OP46 – Malignancy rate of suspicious thyroid nodules less than 1cm on various TIRADS


    Ha, Su Min1; Kim, Jae Kyun1; Baek, Jung Hwan2
    1 Department of Radiology and Thyroid Center, Chung-Ang University Hospital, Chung-Ang University College of Medicine, Seoul, 06973, Korea
    2 Department of Radiology and the Research Institute of Radiology, University of Ulsan College of Medicine, Asan Medical Center, 88, Olympic-ro 43-gil, Songpa-gu, Seoul, 05505, Korea


    Background/Purpose: In patients with active surveillance of papillary thyroid microcarcinoma (PTMC), definitive therapy, usually preceded by definitive diagnostic procedure, is not recommended until there is evidence of disease progression, as stated in American Thyroid Association (ATA) guideline. Because deferring definitive diagnosis and therapy until disease progression has no impact on disease-specific survival.

    Objectives: We evaluated the malignancy rate of thyroid nodules, further stratified by size cut off value 1cm, with suspicious finding on ultrasound using various malignant stratification systems.

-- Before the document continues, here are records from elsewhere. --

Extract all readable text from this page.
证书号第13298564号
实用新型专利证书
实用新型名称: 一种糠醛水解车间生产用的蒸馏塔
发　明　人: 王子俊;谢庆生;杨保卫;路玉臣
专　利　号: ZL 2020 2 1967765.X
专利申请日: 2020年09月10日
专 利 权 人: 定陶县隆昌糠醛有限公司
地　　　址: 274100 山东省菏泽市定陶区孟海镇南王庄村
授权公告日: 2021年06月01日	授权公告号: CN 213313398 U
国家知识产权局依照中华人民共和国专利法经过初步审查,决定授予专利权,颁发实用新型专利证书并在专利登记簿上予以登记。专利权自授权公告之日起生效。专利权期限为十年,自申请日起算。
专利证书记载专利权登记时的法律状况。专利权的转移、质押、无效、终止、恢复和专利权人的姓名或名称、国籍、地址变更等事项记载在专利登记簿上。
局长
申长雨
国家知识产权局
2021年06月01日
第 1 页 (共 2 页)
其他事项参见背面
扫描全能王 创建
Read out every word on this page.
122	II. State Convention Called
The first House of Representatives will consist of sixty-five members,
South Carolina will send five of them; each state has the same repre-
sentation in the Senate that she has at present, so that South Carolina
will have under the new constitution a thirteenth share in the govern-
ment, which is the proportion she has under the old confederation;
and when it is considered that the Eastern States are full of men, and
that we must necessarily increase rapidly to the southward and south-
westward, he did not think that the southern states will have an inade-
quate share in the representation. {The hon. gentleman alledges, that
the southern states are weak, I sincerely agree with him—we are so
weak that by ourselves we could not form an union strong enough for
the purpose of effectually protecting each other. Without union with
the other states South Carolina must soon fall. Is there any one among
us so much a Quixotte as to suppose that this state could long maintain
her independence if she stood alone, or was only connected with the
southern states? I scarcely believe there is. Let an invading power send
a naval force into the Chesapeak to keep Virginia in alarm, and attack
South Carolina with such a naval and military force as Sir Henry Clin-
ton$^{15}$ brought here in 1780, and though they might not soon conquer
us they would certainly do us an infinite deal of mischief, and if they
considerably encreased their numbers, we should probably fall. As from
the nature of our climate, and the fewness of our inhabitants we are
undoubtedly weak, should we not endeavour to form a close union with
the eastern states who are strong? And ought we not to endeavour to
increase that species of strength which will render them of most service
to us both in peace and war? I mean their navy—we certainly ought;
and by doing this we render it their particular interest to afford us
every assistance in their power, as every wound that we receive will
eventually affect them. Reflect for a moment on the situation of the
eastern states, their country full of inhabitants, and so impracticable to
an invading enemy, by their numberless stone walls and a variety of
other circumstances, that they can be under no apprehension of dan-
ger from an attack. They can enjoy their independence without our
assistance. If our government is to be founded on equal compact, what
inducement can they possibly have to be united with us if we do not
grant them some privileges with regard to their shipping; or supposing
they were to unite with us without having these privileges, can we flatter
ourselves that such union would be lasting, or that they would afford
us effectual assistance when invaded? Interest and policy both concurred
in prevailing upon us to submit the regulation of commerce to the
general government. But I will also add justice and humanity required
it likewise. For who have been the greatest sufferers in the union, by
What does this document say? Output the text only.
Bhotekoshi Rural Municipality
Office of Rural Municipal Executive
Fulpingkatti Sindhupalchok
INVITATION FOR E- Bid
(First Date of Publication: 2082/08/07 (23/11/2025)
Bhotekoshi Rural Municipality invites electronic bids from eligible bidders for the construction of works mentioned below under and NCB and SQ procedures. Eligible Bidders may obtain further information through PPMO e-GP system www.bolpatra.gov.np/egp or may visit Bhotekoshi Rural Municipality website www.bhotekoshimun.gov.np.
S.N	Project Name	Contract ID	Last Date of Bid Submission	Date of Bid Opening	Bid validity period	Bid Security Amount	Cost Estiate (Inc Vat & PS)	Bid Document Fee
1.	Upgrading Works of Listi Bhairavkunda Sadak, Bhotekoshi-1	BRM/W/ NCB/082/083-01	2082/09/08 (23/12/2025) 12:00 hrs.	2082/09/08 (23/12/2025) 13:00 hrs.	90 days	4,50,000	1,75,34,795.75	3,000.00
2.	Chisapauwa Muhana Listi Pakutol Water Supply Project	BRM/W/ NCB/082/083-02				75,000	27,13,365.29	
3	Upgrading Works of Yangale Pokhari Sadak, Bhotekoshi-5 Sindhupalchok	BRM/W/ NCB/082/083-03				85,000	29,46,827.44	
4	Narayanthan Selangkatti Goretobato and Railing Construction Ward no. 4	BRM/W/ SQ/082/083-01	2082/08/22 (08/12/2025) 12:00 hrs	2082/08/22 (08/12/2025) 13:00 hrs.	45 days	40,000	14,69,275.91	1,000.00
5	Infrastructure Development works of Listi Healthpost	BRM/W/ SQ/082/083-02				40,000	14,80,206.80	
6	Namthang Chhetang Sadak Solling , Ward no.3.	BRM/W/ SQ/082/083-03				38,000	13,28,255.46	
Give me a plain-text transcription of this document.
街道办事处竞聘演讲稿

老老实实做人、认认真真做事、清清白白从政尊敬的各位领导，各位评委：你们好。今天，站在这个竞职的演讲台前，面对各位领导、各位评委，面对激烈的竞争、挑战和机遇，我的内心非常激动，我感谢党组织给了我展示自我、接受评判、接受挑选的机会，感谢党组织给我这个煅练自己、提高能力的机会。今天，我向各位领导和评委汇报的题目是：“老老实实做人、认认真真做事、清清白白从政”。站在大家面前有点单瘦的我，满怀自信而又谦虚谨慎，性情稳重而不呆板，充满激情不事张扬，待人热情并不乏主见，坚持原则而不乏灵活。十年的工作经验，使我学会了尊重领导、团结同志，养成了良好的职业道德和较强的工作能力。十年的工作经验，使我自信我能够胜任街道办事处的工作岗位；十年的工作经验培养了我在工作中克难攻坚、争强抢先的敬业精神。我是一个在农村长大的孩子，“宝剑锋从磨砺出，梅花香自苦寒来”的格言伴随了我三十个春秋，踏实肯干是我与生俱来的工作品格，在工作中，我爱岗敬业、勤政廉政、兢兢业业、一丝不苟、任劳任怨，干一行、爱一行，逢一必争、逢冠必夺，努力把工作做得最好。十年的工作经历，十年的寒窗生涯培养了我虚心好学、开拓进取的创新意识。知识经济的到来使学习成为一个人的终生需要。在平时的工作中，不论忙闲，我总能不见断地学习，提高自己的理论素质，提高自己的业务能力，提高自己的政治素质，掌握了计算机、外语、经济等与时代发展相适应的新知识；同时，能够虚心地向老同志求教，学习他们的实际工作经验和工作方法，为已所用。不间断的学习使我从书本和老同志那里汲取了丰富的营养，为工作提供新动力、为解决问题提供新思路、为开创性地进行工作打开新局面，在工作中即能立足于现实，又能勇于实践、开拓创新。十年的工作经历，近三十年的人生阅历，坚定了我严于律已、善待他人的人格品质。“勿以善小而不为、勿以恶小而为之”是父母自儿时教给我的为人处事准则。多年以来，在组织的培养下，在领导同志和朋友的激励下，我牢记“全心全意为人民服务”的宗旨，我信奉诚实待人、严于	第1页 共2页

    Methods: The data was retrospectively collected from nine university hospitals between January 2003 and June 2003, previously enrolled in the Korean Society of Thyroid Radiology (KSThR) multicenter study for ultrasound (US) differentiation between benign and malignant thyroid nodules. 829 thyroid nodules in 711 patients (620 women, 91 men, mean age, 48.7 years; range 6-98 years, 351 malignant and 478 benign nodules) were included. We calculated the malignancy rate of thyroid nodules, further stratified by size, according to recommendations, and using four different types of malignant risk stratification systems. We assessed factors that differentiate benign from malignant nodules by ?²test.

    Results: In less than 1cm suspicious thyroid nodules on US, the malignancy rates ranged from 77.4% to 82.8%; the lowest was from the KSThR, whereas the highest was by the Web-based system. Therefore, less than 1cm suspicious thyroid nodules on US were actually 17.2%-22.6% benign.

    Discussion & Conclusion: Biopsy should be considered before active surveillance to exclude benign nodules having suspicious US features. Biopsy could prevent unnecessary active surveillance and patients’ anxiety.